Keep following this price logic and at a certain point it'll make sense to mine the far side of the moon, the asteroid belt, and so on ad infinitum.

  • > Zero. You can't waste water, it goes in a cycle.

    You can waste water because not all water sources are equally renewable. Some underground aquifers recharge slower than we extract from them.

  • You are not technically wrong, but you are economically wrong.

    The water cycle _could_ require spending grid energy to filter/pump water into an economically usable state. Instead if water was better managed, we would not need to build additional grid capacity for water management.

    Your argument basically boils down to "If energy was unlimited, we could be wasteful!", which, again, is technically true, but ignores the economic reality.

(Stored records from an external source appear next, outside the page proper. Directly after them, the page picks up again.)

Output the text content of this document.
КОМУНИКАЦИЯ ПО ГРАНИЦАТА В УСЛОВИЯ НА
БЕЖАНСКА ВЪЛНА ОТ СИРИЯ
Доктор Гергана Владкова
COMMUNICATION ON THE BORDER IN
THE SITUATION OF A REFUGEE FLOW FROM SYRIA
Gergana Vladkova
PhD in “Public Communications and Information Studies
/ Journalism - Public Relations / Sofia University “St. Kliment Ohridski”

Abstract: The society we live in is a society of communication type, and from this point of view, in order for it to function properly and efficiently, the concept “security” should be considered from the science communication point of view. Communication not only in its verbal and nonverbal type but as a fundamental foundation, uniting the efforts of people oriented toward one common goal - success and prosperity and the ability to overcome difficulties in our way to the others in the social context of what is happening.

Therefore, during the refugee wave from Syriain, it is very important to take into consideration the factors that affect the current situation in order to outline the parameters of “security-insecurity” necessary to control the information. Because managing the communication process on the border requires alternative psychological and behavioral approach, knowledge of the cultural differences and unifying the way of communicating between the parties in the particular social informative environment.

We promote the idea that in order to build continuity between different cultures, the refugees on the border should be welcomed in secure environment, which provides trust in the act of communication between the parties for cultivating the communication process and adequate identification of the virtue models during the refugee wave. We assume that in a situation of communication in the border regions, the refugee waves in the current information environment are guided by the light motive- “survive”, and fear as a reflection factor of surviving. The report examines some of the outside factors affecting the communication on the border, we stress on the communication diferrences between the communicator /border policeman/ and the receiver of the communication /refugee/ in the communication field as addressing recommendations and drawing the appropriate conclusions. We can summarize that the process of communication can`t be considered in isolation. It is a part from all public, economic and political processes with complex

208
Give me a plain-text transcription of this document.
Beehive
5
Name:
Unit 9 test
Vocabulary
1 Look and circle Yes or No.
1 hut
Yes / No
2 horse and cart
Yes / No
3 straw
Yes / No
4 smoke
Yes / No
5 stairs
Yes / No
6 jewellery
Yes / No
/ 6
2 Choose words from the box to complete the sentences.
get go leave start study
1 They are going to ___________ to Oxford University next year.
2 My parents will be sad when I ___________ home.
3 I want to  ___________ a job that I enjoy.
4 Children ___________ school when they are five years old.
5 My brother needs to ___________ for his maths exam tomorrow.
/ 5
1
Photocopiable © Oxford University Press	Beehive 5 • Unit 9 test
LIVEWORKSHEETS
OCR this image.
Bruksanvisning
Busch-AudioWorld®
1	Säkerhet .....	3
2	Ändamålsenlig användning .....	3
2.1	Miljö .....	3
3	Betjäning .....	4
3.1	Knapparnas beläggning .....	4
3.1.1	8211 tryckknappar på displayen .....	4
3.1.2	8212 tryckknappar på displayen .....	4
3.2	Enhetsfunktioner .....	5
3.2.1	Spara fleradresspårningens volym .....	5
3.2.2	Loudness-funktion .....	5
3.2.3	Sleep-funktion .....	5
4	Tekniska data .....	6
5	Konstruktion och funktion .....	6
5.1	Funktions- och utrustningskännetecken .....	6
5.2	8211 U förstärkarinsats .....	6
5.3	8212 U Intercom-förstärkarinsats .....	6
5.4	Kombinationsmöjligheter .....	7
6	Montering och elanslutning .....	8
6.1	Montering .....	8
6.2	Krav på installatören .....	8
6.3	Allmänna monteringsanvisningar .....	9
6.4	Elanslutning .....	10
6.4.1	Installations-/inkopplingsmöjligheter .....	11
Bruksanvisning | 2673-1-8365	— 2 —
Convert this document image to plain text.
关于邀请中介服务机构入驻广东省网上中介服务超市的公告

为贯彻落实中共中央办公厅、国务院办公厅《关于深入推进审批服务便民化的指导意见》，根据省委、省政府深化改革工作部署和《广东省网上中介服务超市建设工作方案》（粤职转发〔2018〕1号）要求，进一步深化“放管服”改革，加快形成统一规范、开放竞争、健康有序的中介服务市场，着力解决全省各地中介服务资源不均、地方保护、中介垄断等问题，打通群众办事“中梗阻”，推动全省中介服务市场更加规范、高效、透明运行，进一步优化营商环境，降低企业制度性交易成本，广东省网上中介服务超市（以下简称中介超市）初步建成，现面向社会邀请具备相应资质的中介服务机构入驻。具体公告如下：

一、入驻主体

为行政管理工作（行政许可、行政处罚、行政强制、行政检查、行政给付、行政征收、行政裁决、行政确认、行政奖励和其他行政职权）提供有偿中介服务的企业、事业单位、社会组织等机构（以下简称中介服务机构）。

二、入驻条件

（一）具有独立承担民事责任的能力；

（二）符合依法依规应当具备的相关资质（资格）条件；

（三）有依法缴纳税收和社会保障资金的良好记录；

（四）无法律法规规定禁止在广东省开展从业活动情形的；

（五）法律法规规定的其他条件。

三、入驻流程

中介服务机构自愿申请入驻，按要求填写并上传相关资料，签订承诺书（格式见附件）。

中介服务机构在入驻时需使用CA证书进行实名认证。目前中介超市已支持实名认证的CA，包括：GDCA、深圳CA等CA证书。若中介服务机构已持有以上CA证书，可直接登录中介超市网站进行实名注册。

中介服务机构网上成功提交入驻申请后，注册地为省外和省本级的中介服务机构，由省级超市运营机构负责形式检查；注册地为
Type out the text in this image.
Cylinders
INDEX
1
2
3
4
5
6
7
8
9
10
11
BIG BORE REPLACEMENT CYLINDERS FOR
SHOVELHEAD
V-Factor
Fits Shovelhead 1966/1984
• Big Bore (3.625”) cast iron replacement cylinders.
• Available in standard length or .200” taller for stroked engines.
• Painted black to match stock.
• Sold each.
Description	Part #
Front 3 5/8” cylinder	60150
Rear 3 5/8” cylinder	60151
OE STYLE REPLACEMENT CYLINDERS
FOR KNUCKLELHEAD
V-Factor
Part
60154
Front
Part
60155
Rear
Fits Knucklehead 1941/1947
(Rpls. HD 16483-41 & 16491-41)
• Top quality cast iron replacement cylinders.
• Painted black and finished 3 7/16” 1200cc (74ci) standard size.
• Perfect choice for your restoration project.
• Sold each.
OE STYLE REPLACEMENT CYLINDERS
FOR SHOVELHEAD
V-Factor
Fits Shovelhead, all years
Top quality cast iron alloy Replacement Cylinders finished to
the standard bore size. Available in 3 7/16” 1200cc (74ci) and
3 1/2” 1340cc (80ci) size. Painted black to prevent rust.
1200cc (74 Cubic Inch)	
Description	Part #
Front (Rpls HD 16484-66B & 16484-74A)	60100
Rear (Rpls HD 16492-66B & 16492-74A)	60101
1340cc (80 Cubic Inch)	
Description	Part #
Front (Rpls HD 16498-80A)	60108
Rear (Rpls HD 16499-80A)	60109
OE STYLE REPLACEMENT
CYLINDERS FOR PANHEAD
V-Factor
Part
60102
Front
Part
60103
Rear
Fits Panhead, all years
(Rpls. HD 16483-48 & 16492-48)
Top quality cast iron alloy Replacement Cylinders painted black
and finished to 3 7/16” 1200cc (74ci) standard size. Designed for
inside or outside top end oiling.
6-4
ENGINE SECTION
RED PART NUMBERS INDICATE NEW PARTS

  • Water used for nuclear reactor cooling can only be returned to the environment if its temperature is within 0.5 deg F of the local source temperature. I live near a facility that is on the river with several man made cooling lakes. During the winter, there is constant fog and ice by the roads. So much so, that the road to the facility itself has covered bridge crossing one of the lakes.

    During drought, the capacity of the plant is reduced due to lack of cooling capacity.

    And remember, the reactor is used to generate high pressure steam which produces electricity, hot water and low grade steam. Even with high efficiency gas turbines and heat integration, there is a significant amount of steam that needs to be condensed before it can be feed back into the reactor.

    • That’s a fake constraint though. If there was any actual shortage people would use it immediately.

      Temperature controls gate returning to env.

  • Fresh water in a reservoir above a water treatment plant is not the same as salt water in the ocean even if it's the same molecule in the same cycle.

    • If it's the same molecule but downhill and mixed in with some other ones, it's just x number of joules and y number of dollars' worth of infrastructure away from being among its own kind and uphill from your tap again.

      We get blasted with an uncountable number of these joules from above (the sun) and below (nuclear). Our economy is generating an exponentially increasing number of dollars.

      I understand wanting to be careful with resources, but not to the point where frugality becomes a goal in and of itself.